Its a good example of what LLMs arent capable of. If they think the word Mississippi has the letter A in it (per article), thats a strong indication that the transformer architecture may never be able to achieve AGI.
Here's another example of a simple question that a state of the art model (Claude 3.5) gets wrong, as tested just now:
Prompt: How many words are in this sentence?
Response: This sentence contains 7 words.
Interestingly, it seemed to count the number of words in my sentence correctly, but still answered incorrectly.
> Its a good example of what LLMs arent capable of. If they think the word Mississippi has the letter A in it (per article), thats a strong indication that the transformer architecture may never be able to achieve AGI.

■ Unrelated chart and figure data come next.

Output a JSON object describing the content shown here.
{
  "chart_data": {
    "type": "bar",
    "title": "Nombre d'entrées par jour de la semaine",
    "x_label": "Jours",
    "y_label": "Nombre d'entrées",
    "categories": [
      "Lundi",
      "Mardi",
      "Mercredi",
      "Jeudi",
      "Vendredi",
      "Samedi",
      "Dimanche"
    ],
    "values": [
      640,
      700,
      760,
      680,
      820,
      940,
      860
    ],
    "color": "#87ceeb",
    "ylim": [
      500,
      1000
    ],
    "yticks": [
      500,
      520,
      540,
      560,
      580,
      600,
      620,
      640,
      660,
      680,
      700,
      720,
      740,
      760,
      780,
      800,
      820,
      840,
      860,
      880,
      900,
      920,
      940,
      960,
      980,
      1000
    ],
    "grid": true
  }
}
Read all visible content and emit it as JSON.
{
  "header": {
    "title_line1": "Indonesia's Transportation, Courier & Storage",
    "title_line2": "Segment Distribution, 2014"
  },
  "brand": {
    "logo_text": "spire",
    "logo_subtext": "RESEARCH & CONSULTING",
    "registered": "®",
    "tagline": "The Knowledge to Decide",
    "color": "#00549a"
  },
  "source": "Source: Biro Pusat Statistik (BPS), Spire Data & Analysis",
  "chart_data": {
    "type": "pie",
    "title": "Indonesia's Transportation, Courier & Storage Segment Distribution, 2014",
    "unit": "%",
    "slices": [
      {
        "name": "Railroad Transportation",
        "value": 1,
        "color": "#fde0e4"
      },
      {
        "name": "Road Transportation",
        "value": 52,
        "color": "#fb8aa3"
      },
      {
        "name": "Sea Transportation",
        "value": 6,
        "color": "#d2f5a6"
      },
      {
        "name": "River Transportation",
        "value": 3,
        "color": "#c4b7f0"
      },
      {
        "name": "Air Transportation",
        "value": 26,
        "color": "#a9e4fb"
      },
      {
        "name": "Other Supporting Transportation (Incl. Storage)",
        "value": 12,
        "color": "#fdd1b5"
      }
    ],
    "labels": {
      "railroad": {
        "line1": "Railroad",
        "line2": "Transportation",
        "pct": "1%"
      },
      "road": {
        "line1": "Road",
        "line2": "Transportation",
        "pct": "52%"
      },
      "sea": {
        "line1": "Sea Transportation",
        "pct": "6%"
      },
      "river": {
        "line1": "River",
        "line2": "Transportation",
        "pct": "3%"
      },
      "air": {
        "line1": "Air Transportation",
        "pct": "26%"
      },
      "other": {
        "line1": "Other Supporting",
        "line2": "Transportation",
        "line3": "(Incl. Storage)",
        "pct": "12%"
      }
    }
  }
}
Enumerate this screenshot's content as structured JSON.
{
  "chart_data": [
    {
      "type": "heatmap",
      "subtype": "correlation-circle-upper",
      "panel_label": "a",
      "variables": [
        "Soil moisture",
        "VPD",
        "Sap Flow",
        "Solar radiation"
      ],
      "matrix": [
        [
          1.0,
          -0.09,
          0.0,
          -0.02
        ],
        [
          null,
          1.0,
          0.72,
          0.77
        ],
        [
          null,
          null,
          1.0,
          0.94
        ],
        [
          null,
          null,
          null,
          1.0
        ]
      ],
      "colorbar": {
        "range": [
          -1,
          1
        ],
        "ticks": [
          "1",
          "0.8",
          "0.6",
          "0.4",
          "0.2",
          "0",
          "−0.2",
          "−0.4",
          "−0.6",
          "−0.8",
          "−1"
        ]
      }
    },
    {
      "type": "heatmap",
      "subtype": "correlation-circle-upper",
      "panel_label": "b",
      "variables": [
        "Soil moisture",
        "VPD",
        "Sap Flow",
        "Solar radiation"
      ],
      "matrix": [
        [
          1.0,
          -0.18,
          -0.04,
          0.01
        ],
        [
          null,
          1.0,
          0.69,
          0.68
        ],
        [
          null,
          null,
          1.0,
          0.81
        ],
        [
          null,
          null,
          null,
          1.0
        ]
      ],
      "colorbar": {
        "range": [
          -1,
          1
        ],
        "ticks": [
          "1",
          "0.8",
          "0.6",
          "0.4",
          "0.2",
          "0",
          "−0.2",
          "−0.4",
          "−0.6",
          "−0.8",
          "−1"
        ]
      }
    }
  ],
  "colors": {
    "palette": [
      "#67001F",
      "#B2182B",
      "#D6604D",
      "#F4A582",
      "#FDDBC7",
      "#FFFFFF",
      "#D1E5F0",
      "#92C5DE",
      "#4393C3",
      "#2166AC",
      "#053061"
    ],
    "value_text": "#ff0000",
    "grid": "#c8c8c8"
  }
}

It only indicates that tokenization is used. The LLM architecture can be used without tokenization. It would just mean that the available space in the context window would be used less efficiently. For example, a 10 letter word which could be represented by one token would instead take 10 slots.
Tokenization reorganizes information but doesn't remove it. It may be easier/harder to learn stuff like letter counting with different tokenization schemes, but the main reason it's hard is that there's not much text about letter counting in the training set. Ie, you could easily train any of the ChatGPT models to count letters in words by generating a bunch of training samples explicitly for this task, but it's not worth the bother.
Here's another example of a simple question that a state of the art model (Claude 3.5) gets wrong, as tested just now:
Prompt: How many words are in this sentence?
Response: This sentence contains 7 words.
Interestingly, it seemed to count the number of words in my sentence correctly, but still answered incorrectly.